In the aftermath of an internal investigation into Benghazi that found "systemic failures and leadership deficiencies at senior levels," four State Department officials were placed on administrative leave last year. But now, after reviewing each case, Secretary of State John Kerry has cleared all four officials to return to work, leaving Republicans largely scalpless as the one-year anniversary of the attack on the diplomatic compound nears.
"Obama administration officials repeatedly promised the families of victims and the American people that officials responsible for security failures would be held accountable," Darrell Issa, chairman of the House Oversight Committee, said Tuesday. " It is now clear that the personnel actions taken by the Department in response to the Benghazi terrorist attacks was more of a public relations strategy than a measured response to a failure in leadership."
A State Department official did not immediately respond for comment.
Back in December, then-Secretary of State Hillary Clinton placed Diplomatic Security Chief Eric Boswell, Deputy Assistant Secretary of State for Maghreb Region Raymond Maxwell and security officials Charlene Lamb and Scott Bultrowicz on administrative leave following the internal Accountability Review Board (ARB) investigation.
A State Department release on Tuesday said Kerry studied the ARB report and "reaffirmed its finding that no employee breached their duty or should be fired but rather that some should be reassigned."
For many Republicans, who remain upset that more senior-level officials were not disciplined for security failures in Benghazi, the re-instatement of the few officials who were placed on leave is particularly vexing.
"Instead of accountability, the State Department offered a charade that included false reports of firings and resignations and now ends in a game of musical chairs where no one misses a single day on the State Department payroll," said Issa. "It is now clear that the personnel actions taken by the Department in response to the Benghazi terrorist attacks was more of a public relations strategy than a measured response to a failure in leadership."
The State Department said all four employees will return to work but did not specify their new assignments. That includes Boswell, who resigned his position in December 2012. Of the officials who received administrative leave, one of the most high-profile cases was Maxwell's, who opened up to The Daily Beast in May about what he felt was a baseless punishment. "I had no involvement to any degree with decisions on security and the funding of security at our diplomatic mission in Benghazi," he said at the time.

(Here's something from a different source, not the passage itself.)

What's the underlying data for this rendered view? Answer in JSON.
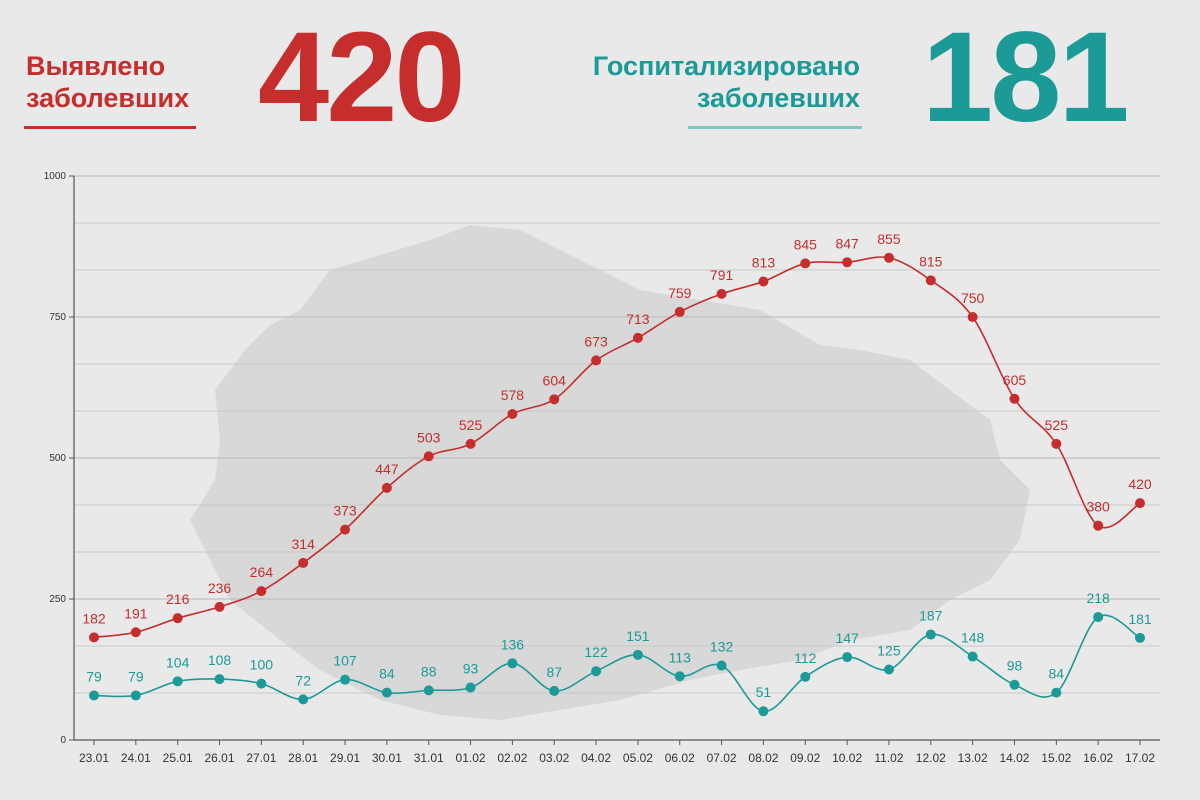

Republicans, at this point, are not contesting the individual cases of the four, but would like someone to be punished for security failures that contributed to the deaths of four Americans including Amb. Chris Stevens. "I don't understand how this administration will ensure accountability at one of our most vital government departments without disciplining those who fail in their duties," Sen. Bob Corker, ranking member of the Senate Foreign Relations Committee, said Tuesday afternoon. Issa vowed to stay on the issue. "The Oversight Committee will expand its investigation of the Benghazi terrorist attack to include how a supposed ‘Accountability Review Board' investigation resulted in a decision by Secretary Kerry not to pursue any accountability from anyone," said Issa.